What’s a few more small pieces, eh? I really hope this isn’t how every person on that awful show “Hoarders” started out. I’ll start stacking vintage patterns up in every corner, piling away every fashion illustration I can get my hands on, then 50 cats will magically appear in my sewing room, draped over every surface. I don’t buy every little sewing trinket that I find, BUT I COULD. I mean, how am I supposed to resist tiny prancing Lipizzaner pony buttons?!
Do I have a use for them? No. Did I NEED them? Yes. I hope you understand I had no choice but to take them home with me.
I don’t really know what made me start looking thru vintage photographs at my local antique store. Oh wait, yes I do. Two young kids were blocking my access to the vintage pattern bin and they seemed to be immune to my old lady “what are you doing looking in those, get out” stink eye. I flipped thru a few photos while I waited for my turn at the bin, and then I saw her.
I have no idea who she is, or what her name is, but something about her expression caught me a bit off guard. She seems so sure of herself. What I like even more than her expression is her dress. It’s a beautiful example of a dress from the 1880s. It’s impeccably tailored to her body, with those tight sleeves, formed lapels, and crisp fabrics. I love the detail on the side of the skirt- the fold of fabric that is wrapped around itself and hangs with the weight of two tassels. It’s no wonder she felt confident when this picture was taken. Finding this made me start thinking about possibly collecting (there I go again) more photos; I’d like to find more examples of antique photos with beautifully made garments.
After tucking the photo of Little Miss Sassy Pants under my arm, I went over to another cabinet, where I saw a small clear envelope. Inside of it were two packages of needles from the 1800s. Yes, they also came home with me. My brain says things to me like, “Oh, is that old but still possibly useful? BUY IT. NOW.”
These are the needles that are inside the S. Thomas & Sons casing. There is another foil advertisement, for Clark’s thread, but look at how tiny some of these needles are! The tiniest needles have such small eyes that I think I’d have a hard time even feeding a piece of hair thru one of them.
The H. Milward & Sons needles said that they were “patent helix” needles. I was curious as to what the needles would look like, but I think the main difference is the shape of the needle head and eye.
To compare, here is one of the antique “helix” needles on the left, and on the right there is a modern Dritz brand needle. Both are sharps, and both are supposedly the same gauge. What differences do you notice? You can click on all of these photos to make them larger if you’d like to see more details.

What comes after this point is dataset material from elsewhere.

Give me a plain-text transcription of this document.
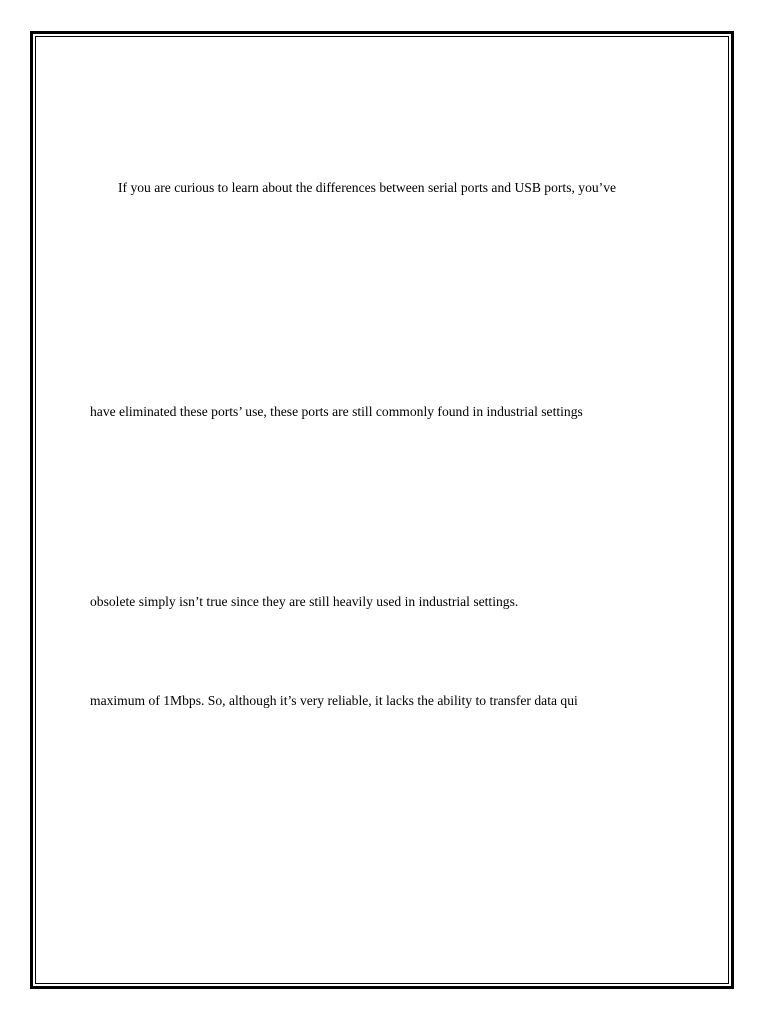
If you are curious to learn about the differences between serial ports and USB ports, you’ve

have eliminated these ports’ use, these ports are still commonly found in industrial settings

obsolete simply isn’t true since they are still heavily used in industrial settings.

maximum of 1Mbps. So, although it’s very reliable, it lacks the ability to transfer data qui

The eye of the needle on the left is much cleaner, and has a smoother and longer scarf. Notice also that the head of the needle smoothly runs into the blade, so it would insert into fabric easily. The needle on the right, which is the modern-day Dritz, has a needle head that is wider than its blade. You would find this needle to be more resistant to feeding thru fabric. Since the blade leads into a wider head, your needle would feed easily into your fabric up until your fabric meets the needle head. The head has to make a wider hole in your fabric to fit thru and make your stitch, because the blade doesn’t make a wide enough hole.
I’m eager clean up these needles and try them out with a bit of hand sewing. Would you use antique notions like needles and buttons on your current-day projects?